Read FAT, re-position heads, open file on changing file - it's all require time

  • It's an NTFS drive
    – Trindaz
    Oct 9, 2011 at 4:06
  • In NTFS, all file data—file name, creation date, access permissions, and contents—are stored as metadata in the Master File Table. The Master File Table (MFT) contains metadata about every file, directory, and metafile on an NTFS volume. It includes filenames, locations, size, and permissions. A directory entry consists of a filename and a "file ID" which is the record number representing the file in the Master File Table. The file ID also contains a reuse count to detect stale references. Oct 9, 2011 at 4:16
  • So is your answer to the question based on the fact that it has to do so much extra work creating records for the file name, location, size, permissions etc? That's where all the extra work comes from.
    – Trindaz
    Oct 9, 2011 at 4:33
  • Creating new and reading existing Oct 9, 2011 at 5:57

Here's a conceptual analogy:

(please remember dear internet, that analogies are flawed. Feel free to point out how in comments.)


  • The agent of information transfer == some kid, let's call him Sam, is moving eggs from one basket into another basket.
  • The medium of information transfer == air I guess. Not really important here.
  • The eggs come from various species, including like...dinosaurs...& mythical under-water seabeasts & dragons. (the eggs can be really big)
  • File-size == egg-volume. Think robbin's egg vs. draggon's egg.


So Sam has to move eggs from one basket to the other because he works on a farm & whoever gives him tasks is mean. There are various egg-laying animals on this farm, including dragons & mythical sea-beasts; Sam thinks this is awesome for several reasons. (not really important but this is my analogy)
Sam is chillin by the river with his 2 basketes, one of the baskets is the one with eggs inside of it. The eggs in the basket range in size from

  • a robbin's egg taking up like 100 bytes of space in the basket


  • Kraken-eggs, sized around 2.7Gb.

Sam has to start moving eggs, so he just starts grabbing eggs and moving them. Let's say he decides to first move a dragon-egg. Now the egg is extremely massive and dense,so it takes him a while to pull the thing into the other basket.
Sam gets the dragon's egg into the other basket & he's pissed. That was hard because the thing took up so much space; the moving of it took way to long for just one single egg.

Sam is a fool.

Sam goes back to his 1st basket to grab another egg. He realizes he only really had 1 big one. There are however, 100,000,000,000 robbin's eggs left.

As you can see, Sam's afternoon is ruined.
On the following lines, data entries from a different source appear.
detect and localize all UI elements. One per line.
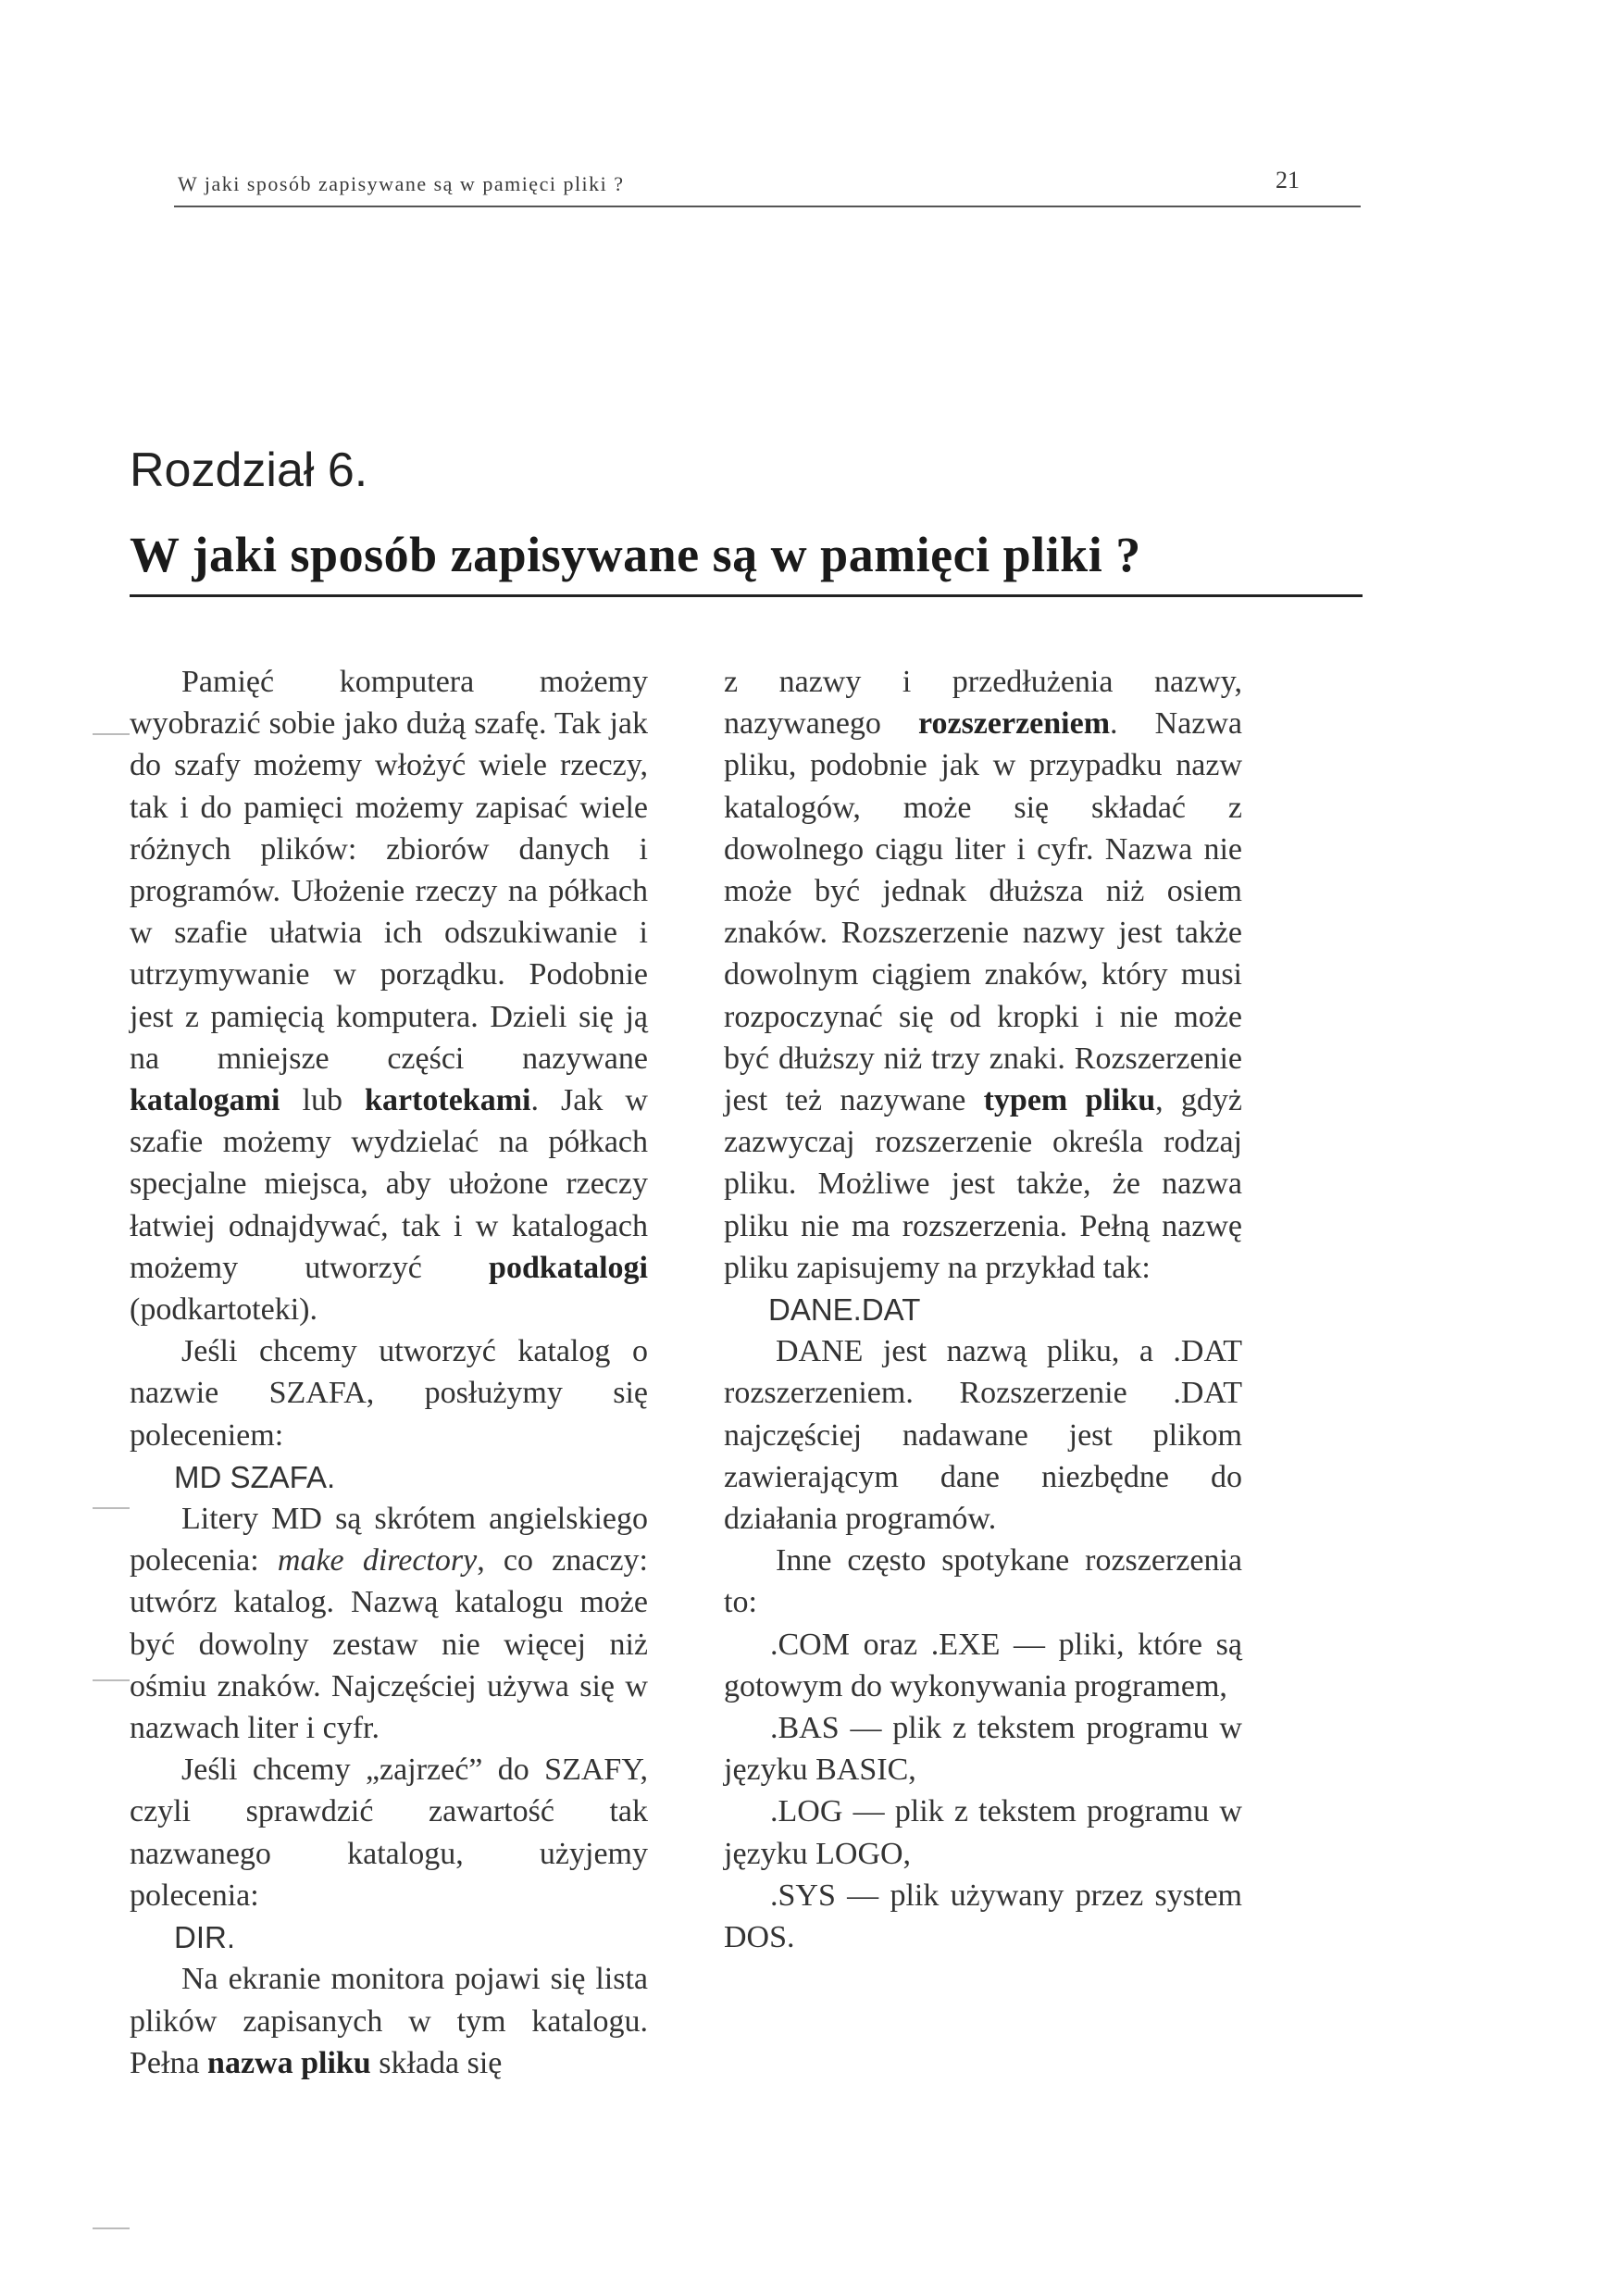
- left-column: [130, 661, 648, 2084]
- bold-term: nazwa pliku: [207, 2045, 371, 2080]
- scan-margin-mark: [93, 1679, 130, 1681]
- paragraph: Inne często spotykane rozszerzenia to:: [724, 1543, 1242, 1620]
- text: . Jak w szafie możemy wydzielać na półkach specjalne miejsca, aby ułożone rzeczy łatwiej odnajdywać, tak i w katalogach możemy utworzyć: [130, 1083, 648, 1285]
- text: składa się: [370, 2045, 503, 2080]
- command-example: MD SZAFA.: [174, 1459, 336, 1494]
- list-item: .COM oraz .EXE — pliki, które są gotowym do wykonywania programem,: [724, 1627, 1242, 1703]
- bold-term: katalogami: [130, 1083, 280, 1118]
- text: . Nazwa pliku, podobnie jak w przypadku nazw katalogów, może się składać z dowolnego ciągu liter i cyfr. Nazwa nie może być jednak dłuższa niż osiem znaków. Rozszerzenie nazwy jest także dowolnym ciągiem znaków, który musi rozpoczynać się od kropki i nie może być dłuższy niż trzy znaki. Rozszerzenie jest też nazywane: [724, 706, 1242, 1118]
- paragraph: DANE jest nazwą pliku, a .DAT rozszerzeniem. Rozszerzenie .DAT najczęściej nadawane jest plikom zawierającym dane niezbędne do działania programów.: [724, 1334, 1242, 1537]
- right-column: [724, 661, 1242, 1958]
- paragraph: Jeśli chcemy „zajrzeć” do SZAFY, czyli sprawdzić zawartość tak nazwanego katalogu, użyjemy polecenia:: [130, 1753, 648, 1913]
- scan-margin-mark: [93, 2227, 130, 2229]
- scan-margin-mark: [93, 1507, 130, 1509]
- header-rule: [174, 206, 1361, 207]
- text: Na ekranie monitora pojawi się lista plików zapisanych w tym katalogu. Pełna: [130, 1962, 648, 2080]
- page-number: 21: [1276, 167, 1300, 193]
- paragraph: Jeśli chcemy utworzyć katalog o nazwie SZAFA, posłużymy się poleceniem:: [130, 1334, 648, 1453]
- title-rule: [130, 594, 1363, 597]
- text: Pamięć komputera możemy wyobrazić sobie jako dużą szafę. Tak jak do szafy możemy włożyć wiele rzeczy, tak i do pamięci możemy zapisać wiele różnych plików: zbiorów danych i programów. Ułożenie rzeczy na półkach w szafie ułatwia ich odszukiwanie i utrzymywanie w porządku. Podobnie jest z pamięcią komputera. Dzieli się ją na mniejsze części nazywane: [130, 665, 648, 1076]
- list-item: .BAS — plik z tekstem programu w języku BASIC,: [724, 1711, 1242, 1788]
- bold-term: kartotekami: [365, 1083, 531, 1118]
- chapter-label: Rozdział 6.: [130, 443, 368, 497]
- paragraph: [724, 661, 1242, 1289]
- text: (podkartoteki).: [130, 1292, 317, 1328]
- chapter-title: W jaki sposób zapisywane są w pamięci pliki ?: [130, 527, 1141, 582]
- paragraph: [130, 661, 648, 1330]
- text: z nazwy i przedłużenia nazwy, nazywanego: [724, 665, 1242, 742]
- paragraph: [130, 1958, 648, 2084]
- bold-term: rozszerzeniem: [918, 706, 1111, 742]
- command-example: DIR.: [174, 1920, 235, 1955]
- paragraph: [130, 1498, 648, 1749]
- text: , gdyż zazwyczaj rozszerzenie określa rodzaj pliku. Możliwe jest także, że nazwa pliku nie ma rozszerzenia. Pełną nazwę pliku zapisujemy na przykład tak:: [724, 1083, 1243, 1285]
- list-item: .SYS — plik używany przez system DOS.: [724, 1878, 1242, 1955]
- list-item: .LOG — plik z tekstem programu w języku LOGO,: [724, 1794, 1242, 1871]
- bold-term: typem pliku: [983, 1083, 1156, 1118]
- bold-term: podkatalogi: [489, 1250, 648, 1285]
- scan-margin-mark: [93, 733, 130, 735]
- running-head: W jaki sposób zapisywane są w pamięci pliki ?: [178, 172, 625, 195]
- text: , co znaczy: utwórz katalog. Nazwą katalogu może być dowolny zestaw nie więcej niż ośmiu znaków. Najczęściej używa się w nazwach liter i cyfr.: [130, 1543, 648, 1746]
- text: lub: [280, 1083, 366, 1118]
- italic-term: make directory: [277, 1543, 478, 1578]
- text: Litery MD są skrótem angielskiego polecenia:: [130, 1502, 648, 1578]
- command-example: DANE.DAT: [768, 1292, 921, 1328]
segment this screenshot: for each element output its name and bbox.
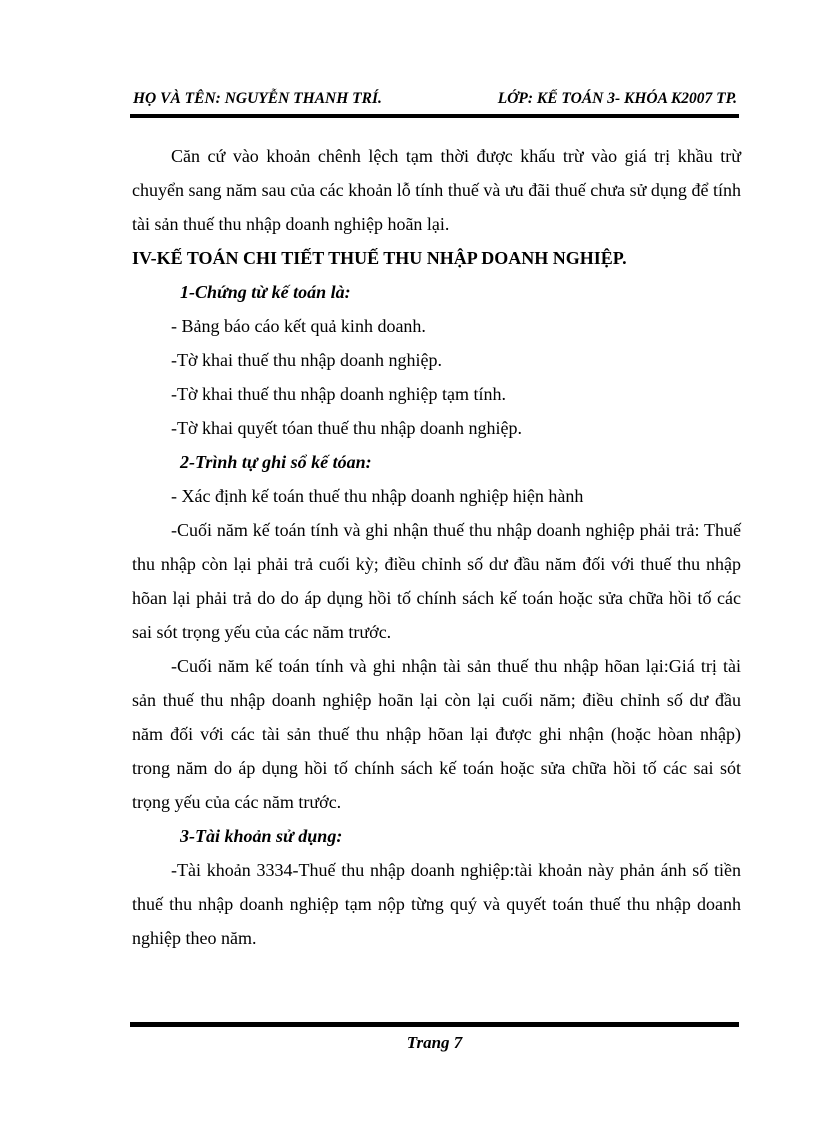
- subsection-heading-procedure: 2-Trình tự ghi sổ kế tóan:: [180, 452, 372, 472]
- section-heading: IV-KẾ TOÁN CHI TIẾT THUẾ THU NHẬP DOANH NGHIỆP.: [132, 248, 627, 268]
- subsection-heading-documents: 1-Chứng từ kế toán là:: [180, 282, 351, 302]
- subsection-heading-accounts: 3-Tài khoản sử dụng:: [180, 826, 343, 846]
- page-body: [132, 139, 741, 955]
- list-item: -Tờ khai thuế thu nhập doanh nghiệp.: [171, 350, 442, 370]
- student-name: HỌ VÀ TÊN: NGUYỄN THANH TRÍ.: [133, 90, 382, 107]
- list-item: -Tờ khai quyết tóan thuế thu nhập doanh nghiệp.: [171, 418, 522, 438]
- list-item: - Xác định kế toán thuế thu nhập doanh nghiệp hiện hành: [171, 486, 584, 506]
- account-paragraph: -Tài khoản 3334-Thuế thu nhập doanh nghiệp:tài khoản này phản ánh số tiền thuế thu nhập doanh nghiệp tạm nộp từng quý và quyết toán thuế thu nhập doanh nghiệp theo năm.: [132, 860, 741, 948]
- page-header: [133, 90, 737, 114]
- list-item: -Tờ khai thuế thu nhập doanh nghiệp tạm tính.: [171, 384, 506, 404]
- intro-paragraph: Căn cứ vào khoản chênh lệch tạm thời được khấu trừ vào giá trị khầu trừ chuyển sang năm sau của các khoản lỗ tính thuế và ưu đãi thuế chưa sử dụng để tính tài sản thuế thu nhập doanh nghiệp hoãn lại.: [132, 146, 741, 234]
- list-item: - Bảng báo cáo kết quả kinh doanh.: [171, 316, 426, 336]
- page-number: Trang 7: [406, 1033, 463, 1052]
- header-rule: [130, 114, 739, 118]
- procedure-paragraph-deferred-asset: -Cuối năm kế toán tính và ghi nhận tài sản thuế thu nhập hõan lại:Giá trị tài sản thuế thu nhập doanh nghiệp hoãn lại còn lại cuối năm; điều chỉnh số dư đầu năm đối với các tài sản thuế thu nhập hõan lại được ghi nhận (hoặc hòan nhập) trong năm do áp dụng hồi tố chính sách kế toán hoặc sửa chữa hồi tố các sai sót trọng yếu của các năm trước.: [132, 656, 741, 812]
- class-info: LỚP: KẾ TOÁN 3- KHÓA K2007 TP.: [497, 90, 737, 107]
- footer-rule: [130, 1022, 739, 1027]
- procedure-paragraph-payable: -Cuối năm kế toán tính và ghi nhận thuế thu nhập doanh nghiệp phải trả: Thuế thu nhập còn lại phải trả cuối kỳ; điều chỉnh số dư đầu năm đối với thuế thu nhập hõan lại phải trả do do áp dụng hồi tố chính sách kế toán hoặc sửa chữa hồi tố các sai sót trọng yếu của các năm trước.: [132, 520, 741, 642]
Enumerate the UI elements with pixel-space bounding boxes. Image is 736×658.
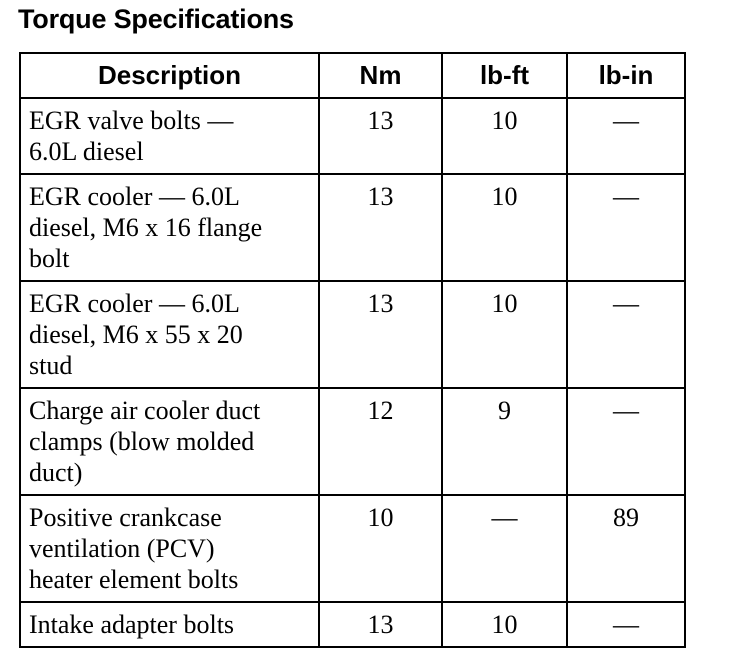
nm-cell: 12: [319, 388, 442, 495]
lb-in-cell: —: [567, 602, 685, 647]
description-line: heater element bolts: [29, 565, 239, 594]
description-line: 6.0L diesel: [29, 137, 144, 166]
table-row: [20, 174, 685, 281]
column-header-description: Description: [20, 53, 319, 98]
description-line: EGR cooler — 6.0L: [29, 182, 240, 211]
lb-in-cell: —: [567, 388, 685, 495]
description-line: bolt: [29, 244, 70, 273]
lb-in-cell: —: [567, 98, 685, 174]
nm-cell: 13: [319, 281, 442, 388]
lb-ft-cell: —: [442, 495, 567, 602]
lb-in-cell: —: [567, 281, 685, 388]
column-header-nm: Nm: [319, 53, 442, 98]
description-cell: [20, 495, 319, 602]
description-cell: [20, 98, 319, 174]
column-header-lb-in: lb-in: [567, 53, 685, 98]
description-line: Positive crankcase: [29, 503, 222, 532]
lb-ft-cell: 9: [442, 388, 567, 495]
nm-cell: 13: [319, 98, 442, 174]
table-row: [20, 495, 685, 602]
description-line: diesel, M6 x 55 x 20: [29, 320, 243, 349]
description-line: EGR cooler — 6.0L: [29, 289, 240, 318]
nm-cell: 13: [319, 602, 442, 647]
nm-cell: 13: [319, 174, 442, 281]
description-line: duct): [29, 458, 83, 487]
lb-in-cell: —: [567, 174, 685, 281]
torque-spec-table: [19, 52, 686, 648]
table-header-row: [20, 53, 685, 98]
description-line: Charge air cooler duct: [29, 396, 261, 425]
table-row: [20, 388, 685, 495]
lb-ft-cell: 10: [442, 98, 567, 174]
description-line: EGR valve bolts —: [29, 106, 234, 135]
description-cell: [20, 388, 319, 495]
lb-in-cell: 89: [567, 495, 685, 602]
column-header-lb-ft: lb-ft: [442, 53, 567, 98]
table-row: [20, 98, 685, 174]
nm-cell: 10: [319, 495, 442, 602]
description-cell: [20, 281, 319, 388]
description-line: ventilation (PCV): [29, 534, 215, 563]
description-cell: [20, 602, 319, 647]
lb-ft-cell: 10: [442, 602, 567, 647]
lb-ft-cell: 10: [442, 174, 567, 281]
description-line: diesel, M6 x 16 flange: [29, 213, 263, 242]
description-cell: [20, 174, 319, 281]
description-line: Intake adapter bolts: [29, 610, 235, 639]
description-line: stud: [29, 351, 73, 380]
table-row: [20, 281, 685, 388]
description-line: clamps (blow molded: [29, 427, 255, 456]
table-row: [20, 602, 685, 647]
page-title: Torque Specifications: [18, 4, 294, 34]
lb-ft-cell: 10: [442, 281, 567, 388]
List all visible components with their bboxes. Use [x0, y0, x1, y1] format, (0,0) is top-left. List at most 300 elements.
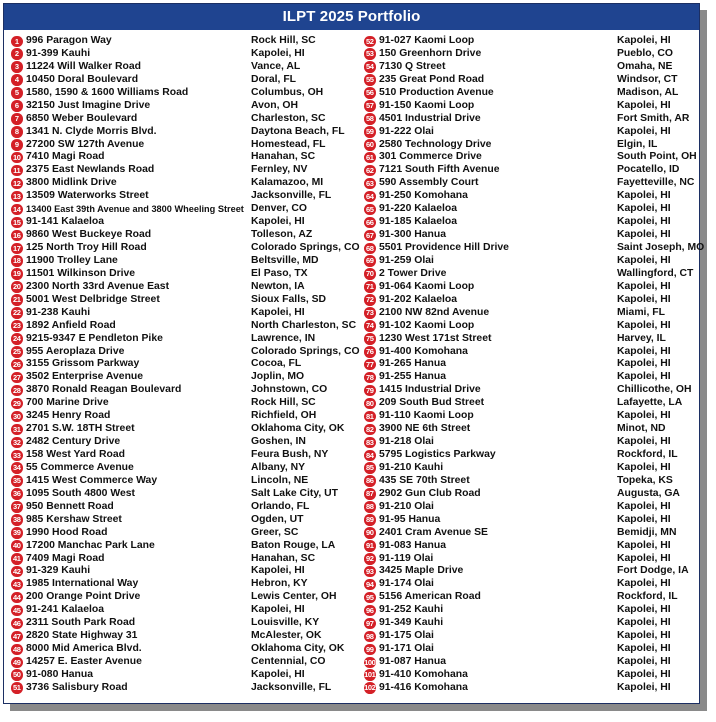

His natural inclination would be that the dino-egg should be way worse for him to have to move. That makes sense when we talk about eggs & baskets, but computers deal in numbers like 100,000,000,000.

In short:

The answer about why it takes so much longer to move several small files as compared to a few large ones, has to do with the cost associated with the action of moving them. The more small-files you have, the more times that action will need to be preformed. Another way of looking at this would be to talk about information density.